As an example, on the morning of June 10th, with visibility poor, they caused us to hold fire on two RAF Spitfires, which all other ships, except naval units, were firing at for a period of half an hour.
When they reported aboard they told me they could identify anything, which they could see. Such has proved to be the case and I find myself, along with my men, relying on them for services far in excess of any other personnel in the crew. It is a pleasure to have them with us, and a great satisfaction to have man so carefully trained to do a job which is so important for the safety of our troops and cargo."

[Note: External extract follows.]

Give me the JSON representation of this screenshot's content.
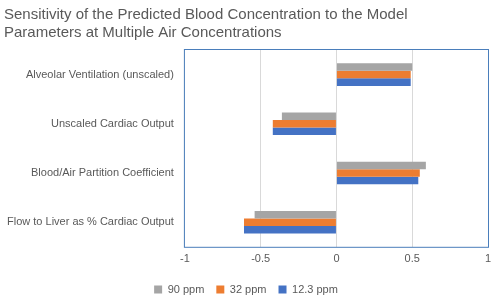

From Wing Commander P.B. Lucas, Air Staff Air Defence of Great Britain:
"The general impression amongst the Spitfire wings covering our land and naval forces over and off the beach-head appears to be that in the majority of cases the fire has come from naval warships and not from merchant ships. Indeed I personally have yet to hear a pilot report that a merchant vessel had opened fire on him"
After two and a half months of stalwart service the ‘Seaborne’ scheme was brought to an end. However the ROC did not come out unscathed; two men were killed, one was injured by shell splinters and one by a V1 flying bomb which hit his vessel while in dock in the UK. Twenty-two survived their ships being sunk. ‘Petty Officer’ Ian Ramsbottom (who must have been the youngest ‘Senior NCO’ in the Royal Navy for those two months) returned safely back to school!
The final word went to the original proponent of the use of the ROC on D-Day - Air Chief Marshal Leigh-Mallory. He wrote the following to be circulated to all ROC personnel:
"I have read reports from both pilots and naval officers regarding the Seaborne volunteers on board merchant vessels during recent operations. All reports agree that the Seaborne volunteers have more than fulfilled their duties and have undoubtedly saved many of our aircraft from being engaged by ships guns. I should be grateful if you would please convey to all ranks of the Royal Observer Corps, and in particular to the Seaborne observers themselves, how grateful I, and all pilots in the Allied Expeditionary Air Force, are for their assistance, which has contributed in no small measure to the safety of our own aircraft, and also to the efficient protection of the ships at sea.
The Work of the Royal Observer Corps is quite often unjustly overlooked, and receives little recognition, and I therefore wish that the service they rendered on this occasion be as widely advertised as possible, and all Units of the Air Defence of Great Britain are therefore to be informed of the success of this latest venture of the Royal Observer Corps."
ROC D-Day Roll of Honour
Killed in action: Chief Observer John B. Bancroft* (Motor Vessel Derry Cunily 24 June 1944 – sunk by acoustic mine); Observer Bill Salter (Steam Ship Empire Broadsword sunk by a mine).
Injured in action: Observer Percy Heading (Steam Ship Sambut sunk by shellfire).
Mentioned in despatches: Observer Lieutenant George Alfred Donovan Bourne; Leading Observer Joseph Douglas Whitham; Observer Thomas Henry Bodhill; Observer John Hughes; Observer Derek Norman James; Observer Edward Jones; Observer Albert Edward Llewellyn; Observer George McAllan; Observer Anthony William Priestly; Observer John Weston Reynolds... and all the remainder of the 796 courageous volunteers!